BACKGROUND: Aim of the study was to find out which myocardial repolarization parameters predict reperfusion ventricular tachycardia and fibrillation (VT/VF) and determine how these parameters express in ECG. METHODS: Coronary occlusion and reperfusion (30/30min) was induced in 24 cats. Local activation and end of repolarization times (RT) were measured in 88 intramyocardial leads. Computer simulations of precordial electrograms were performed. RESULTS: Reperfusion VT/VF developed in 10 animals. Arrhythmia-susceptible animals had longer RTs in perfused areas [183(177;202) vs 154(140;170) ms in susceptible and resistant animals, respectively, P<0.05]. In logistic regression analysis, VT/VFs were associated with prolonged RTs in the perfused area (OR 1.068; 95% CI 1.012-1.128; P=0.017). Simulations demonstrated that prolonged repolarization in the perfused/border zone caused precordial terminal T-wave inversion. CONCLUSIONS: The reperfusion VT/VFs were independently predicted by the longer RT in the perfused zone, which was reflected in the terminal negative phase of the electrocardiographic T-wave.

What does the T(peak)-T(end) interval reflect? An experimental and model study.

BACKGROUND: It is unclear whether the Tpeak-Tend interval is an index of the transmural or the total dispersion of repolarization. METHODS: We examined the Tpeak-Tend interval using a computer model of the rabbit heart ventricles based on experimentally measured transmural, apicobasal, and interventricular gradients of action potential duration. RESULTS: Experimentally measured activation-recovery intervals increased from apex to base, from the left ventricle to the right ventricle, and in the apical portion of the left ventricle from epicardium to endocardium and from the right side of septum to the left side. The simulated Tpeak corresponded to the earliest end of repolarization, whereas the Tend corresponded to the latest end of repolarization. The different components of the global repolarization dispersion were discerned by simulation. CONCLUSIONS: The Tpeak-Tend interval corresponds to the global dispersion of repolarization with distinct contributions of the apicobasal and transmural action potential duration gradients and apicobasal difference in activation times.

Load-induced changes in ventricular repolarization: evidence of autonomic modulation.

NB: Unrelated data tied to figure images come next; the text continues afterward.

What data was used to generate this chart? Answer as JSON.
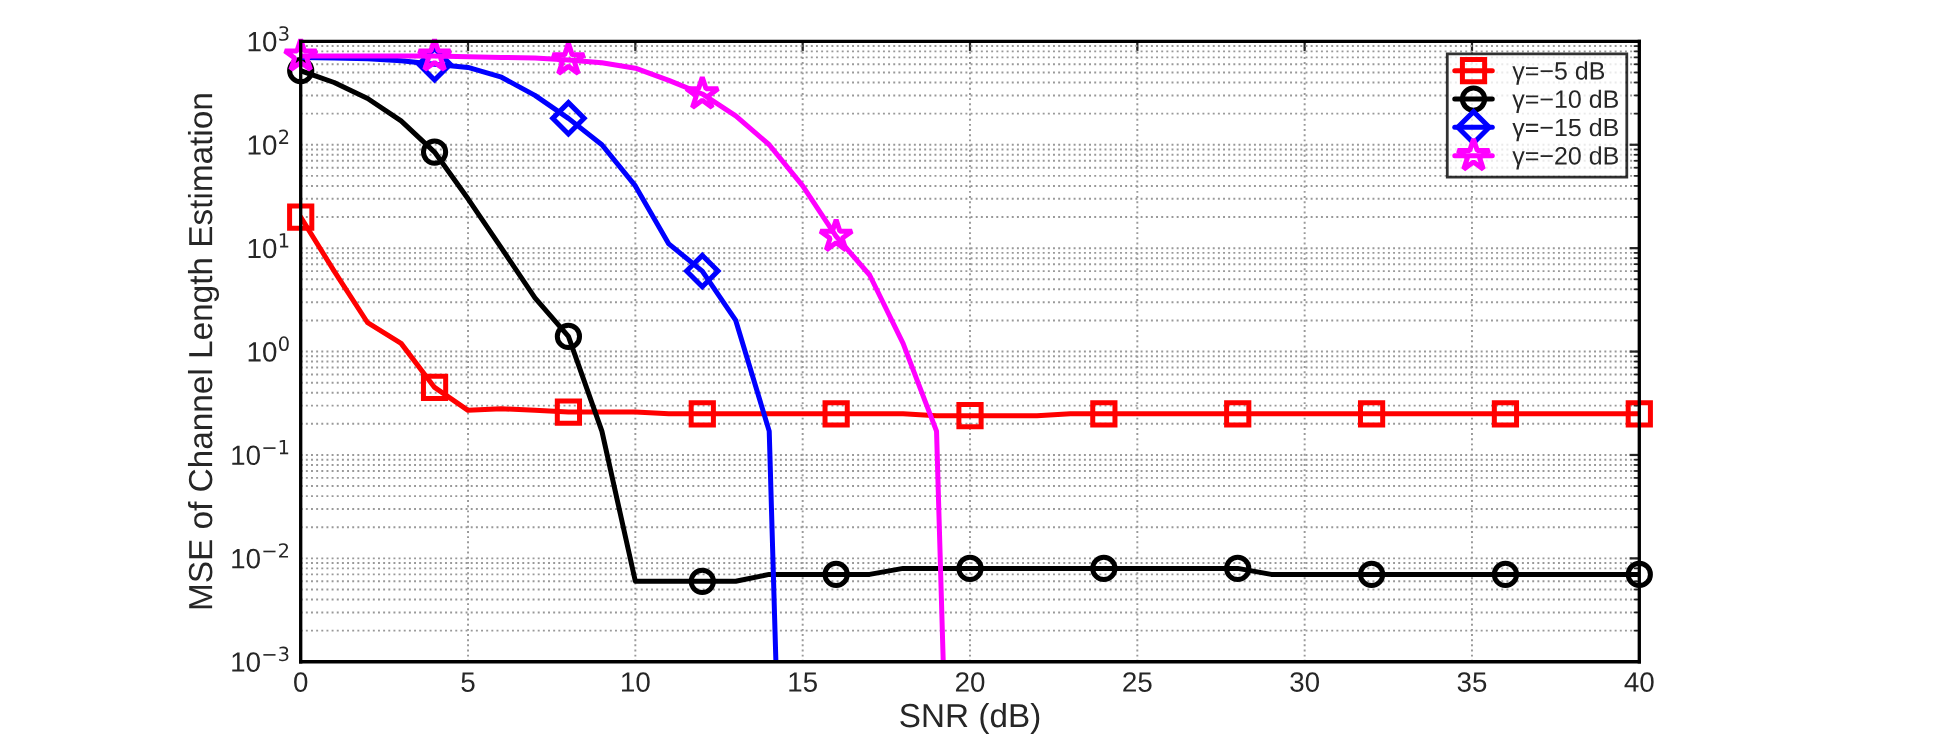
{
  "chart_data": {
    "type": "line",
    "xlabel": "SNR (dB)",
    "ylabel": "MSE of Channel Length Estimation",
    "log": "y",
    "grid": true,
    "legend": "top right",
    "line_style": "solid",
    "xlim": [
      0,
      40
    ],
    "xticks": [
      0,
      5,
      10,
      15,
      20,
      25,
      30,
      35,
      40
    ],
    "ylim": [
      0.001,
      1000
    ],
    "yticks": [
      {
        "value": 0.001,
        "label": "10$^{−3}$"
      },
      {
        "value": 0.01,
        "label": "10$^{−2}$"
      },
      {
        "value": 0.1,
        "label": "10$^{−1}$"
      },
      {
        "value": 1,
        "label": "10$^{0}$"
      },
      {
        "value": 10,
        "label": "10$^{1}$"
      },
      {
        "value": 100,
        "label": "10$^{2}$"
      },
      {
        "value": 1000,
        "label": "10$^{3}$"
      }
    ],
    "series": [
      {
        "name": "γ=−5 dB",
        "color": "#ff0000",
        "marker": "none",
        "x": [
          0,
          1,
          2,
          3,
          4,
          5,
          6,
          7,
          8,
          9,
          10,
          11,
          12,
          13,
          14,
          15,
          16,
          17,
          18,
          19,
          20,
          21,
          22,
          23,
          24,
          25,
          26,
          27,
          28,
          29,
          30,
          31,
          32,
          33,
          34,
          35,
          36,
          37,
          38,
          39,
          40
        ],
        "values": [
          20,
          6,
          1.9,
          1.2,
          0.45,
          0.27,
          0.28,
          0.27,
          0.26,
          0.26,
          0.26,
          0.25,
          0.25,
          0.25,
          0.25,
          0.25,
          0.25,
          0.25,
          0.25,
          0.24,
          0.24,
          0.24,
          0.24,
          0.25,
          0.25,
          0.25,
          0.25,
          0.25,
          0.25,
          0.25,
          0.25,
          0.25,
          0.25,
          0.25,
          0.25,
          0.25,
          0.25,
          0.25,
          0.25,
          0.25,
          0.25
        ]
      },
      {
        "type": "scatter",
        "color": "#ff0000",
        "marker": "square",
        "x": [
          0,
          4,
          8,
          12,
          16,
          20,
          24,
          28,
          32,
          36,
          40
        ],
        "values": [
          20,
          0.45,
          0.26,
          0.25,
          0.25,
          0.24,
          0.25,
          0.25,
          0.25,
          0.25,
          0.25
        ]
      },
      {
        "name": "γ=−10 dB",
        "color": "#000000",
        "marker": "none",
        "x": [
          0,
          1,
          2,
          3,
          4,
          5,
          6,
          7,
          8,
          9,
          10,
          11,
          12,
          13,
          14,
          15,
          16,
          17,
          18,
          19,
          20,
          21,
          22,
          23,
          24,
          25,
          26,
          27,
          28,
          29,
          30,
          31,
          32,
          33,
          34,
          35,
          36,
          37,
          38,
          39,
          40
        ],
        "values": [
          520,
          400,
          280,
          170,
          85,
          30,
          10,
          3.3,
          1.4,
          0.17,
          0.006,
          0.006,
          0.006,
          0.006,
          0.007,
          0.007,
          0.007,
          0.007,
          0.008,
          0.008,
          0.008,
          0.008,
          0.008,
          0.008,
          0.008,
          0.008,
          0.008,
          0.008,
          0.008,
          0.007,
          0.007,
          0.007,
          0.007,
          0.007,
          0.007,
          0.007,
          0.007,
          0.007,
          0.007,
          0.007,
          0.007
        ]
      },
      {
        "type": "scatter",
        "color": "#000000",
        "marker": "circle",
        "x": [
          0,
          4,
          8,
          12,
          16,
          20,
          24,
          28,
          32,
          36,
          40
        ],
        "values": [
          520,
          85,
          1.4,
          0.006,
          0.007,
          0.008,
          0.008,
          0.008,
          0.007,
          0.007,
          0.007
        ]
      },
      {
        "name": "γ=−15 dB",
        "color": "#0000ff",
        "marker": "none",
        "x": [
          0,
          1,
          2,
          3,
          4,
          5,
          6,
          7,
          8,
          9,
          10,
          11,
          12,
          13,
          14,
          14.2
        ],
        "values": [
          700,
          690,
          680,
          650,
          600,
          560,
          450,
          300,
          180,
          100,
          40,
          11,
          6,
          2,
          0.17,
          0.001
        ]
      },
      {
        "type": "scatter",
        "color": "#0000ff",
        "marker": "diamond",
        "x": [
          4,
          8,
          12
        ],
        "values": [
          600,
          180,
          6
        ]
      },
      {
        "name": "γ=−20 dB",
        "color": "#ff00ff",
        "marker": "none",
        "x": [
          0,
          1,
          2,
          3,
          4,
          5,
          6,
          7,
          8,
          9,
          10,
          11,
          12,
          13,
          14,
          15,
          16,
          17,
          18,
          19,
          19.2
        ],
        "values": [
          720,
          720,
          720,
          720,
          720,
          710,
          700,
          690,
          660,
          620,
          550,
          420,
          310,
          190,
          100,
          40,
          13,
          5.5,
          1.2,
          0.17,
          0.001
        ]
      },
      {
        "type": "scatter",
        "color": "#ff00ff",
        "marker": "star",
        "x": [
          0,
          4,
          8,
          12,
          16
        ],
        "values": [
          720,
          720,
          660,
          310,
          13
        ]
      }
    ]
  }
}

Augmented hemodynamic load increases the risk of arrhythmogenesis by modulating cardiac repolarization duration. We hypothesized that the intervention on the autonomic tone may affect the load-dependent changes in ventricular repolarization. Activation-recovery intervals were measured in unipolar electrograms simultaneously recorded from 64 ventricular epicardial leads, in a total of 26 chinchilla rabbits in resting conditions, and after 1 and 10 min of aortic stenosis. Eleven animals were given atropine and propranolol before the loading. The short-term stenosis decreased the activation-recovery intervals in the right ventricle, whereas the prolonged overload increased the repolarization duration in both ventricles. The treatment with the ß-adrenergic and M-cholinergic blockers prolonged the activation-recovery intervals, especially at the left ventricle, attenuating the apicobasal and interventricular gradients of repolarization duration seen in the baseline state. Further ventricular loading shortened the repolarization duration in both ventricles in animals with autonomic blockade. Thus, the autonomic tone was shown to be essential for the development of repolarization heterogeneity across the ventricles. The autonomic blockade transformed the biphasic changes of activation-recovery intervals into their monophasic shortening at aortic stenosis.